Вот и сейчас, когда он заговорил о муже, она не нашлась что ответить и, безмолвно повернувшись, ушла, досадуя на Василия, зачем он напомнил о нем.
Дома она уложила вещи мужа в сундук, убрала его фотографию в нижний ящик комода, взбила матрац на второй кровати, постелила чистое белье, словно с часу на час должен был прийти Василий, и легла, но спалось плохо.
Утром Клавдия, повстречав доктора, вкрадчиво сказала:
— Петр Федорович, хорошо бы унтеру еще с месяц полежать.
— Дома поправится.
— У него дом порушен, один на божьем свете остался, — солгала она.
Петр Федорович подумал и разрешил:
— Ладно, пусть пока полежит.
Василий ждал, что не сегодня-завтра Клавдия уведет его, по проходили дни, а она не торопилась. «Передумала, — решил он, — может, и к лучшему».

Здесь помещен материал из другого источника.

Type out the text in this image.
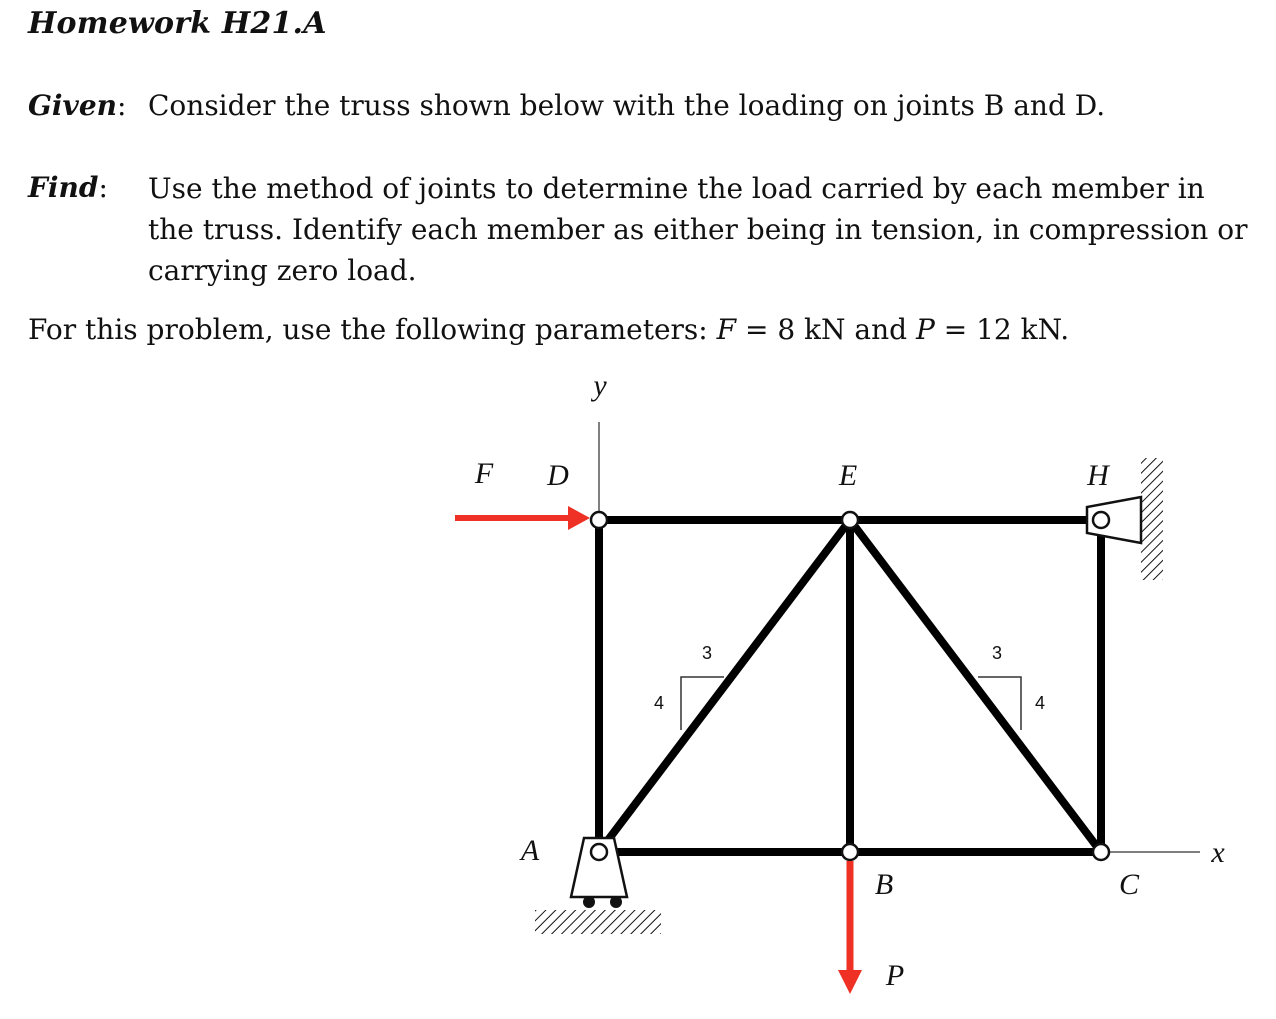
Homework H21.A
Given: Consider the truss shown below with the loading on joints B and D.
Find: Use the method of joints to determine the load carried by each member in the truss. Identify each member as either being in tension, in compression or carrying zero load.
For this problem, use the following parameters: F = 8 kN and P = 12 kN.
y
x
F D	E	H
A
B	C
P
3
4
3
4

Зима в тот год была лютая, с обильным снегопадом. Люди мерзли в домах. В Казани не хватало хлеба, молока, мяса, мыла, сахару, но все знали, что владелец завода ядровых, яичных мыл и разных свечей в Ново-Татарской слободе Иван Пекин живет припеваючи, что война ничуть не помешала торговому дому Рама на Воскресенской улице припрятать товары, а большой магазин шелковых, шерстяных и полотняных заводов Барышова, что на углу Проломной и Гостинодворской, торгует хотя и не бойко, как до войны, зато с не меньшей прибылью.
На исходе января Василий заметно поправился, поздоровел. Раны не так сильно тревожили, теперь он мог лежать и на спине.
Клавдия предупредила его:
— Завтра на тебя выпишут в канцелярии документы. Вечером пойдем домой.
На другой день она принесла ему сапоги, шинель, ремень, чистые портянки, выстиранную гимнастерку и помогла одеться. Василий достал из-под подушки кресты и медали, прицепил их к шинели, сорвал погоны, снял с фуражки кокарду и пошел за Клавдией на улицу. Впервые за много месяцев он глубоко вдохнул в себя морозный воздух и словно опьянел: голова слегка закружилась, и тут же подкосились ноги.
Клавдия взяла Василия под руку, и они медленно пошли по хрустящему снегу. В безоблачном небе светила луна. Мимо промчалась тройка с колокольчиками, и звон их быстро замер вдалеке. От лунного света падали косматые тени на белый, как рафинад, снег. Идти пришлось долго, и Клавдии было приятно касаться плеча человека, который ей нравился.
— Придем домой, я быстрехонько растоплю плиту, сварю картошку, согрею чаю, поедим и ляжем спать. Рано утром сварю чего-нибудь, а днем ты подогреешь и поешь, — говорила она с видимым удовольствием.
Василий слушал и не знал: то ли радоваться, то ли печалиться. Шел он в дом, где ранее хозяйничал другой, ныне пропавший без вести солдат, шел в дом к женщине, которая была старше его, и не знал, зачем идет, но, чувствуя, как мороз пробирается под худую шинель и щиплет его, понимал, что сейчас ему не найти другого выхода.
Клавдия привела его к небольшому домику, отворила дверь и чиркнула спичкой. Лохматые тени закачались на полу и стене. Потом зажгла лампу, поставила ее на стол и принялась хозяйничать. Пока она растапливала печь, Василий чистил картофель. Шелуха тихо шлепалась из-под ножа в помойное ведро. Он обратил внимание, что некрашеный пол был вымыт по-деревенскому, с дресвой.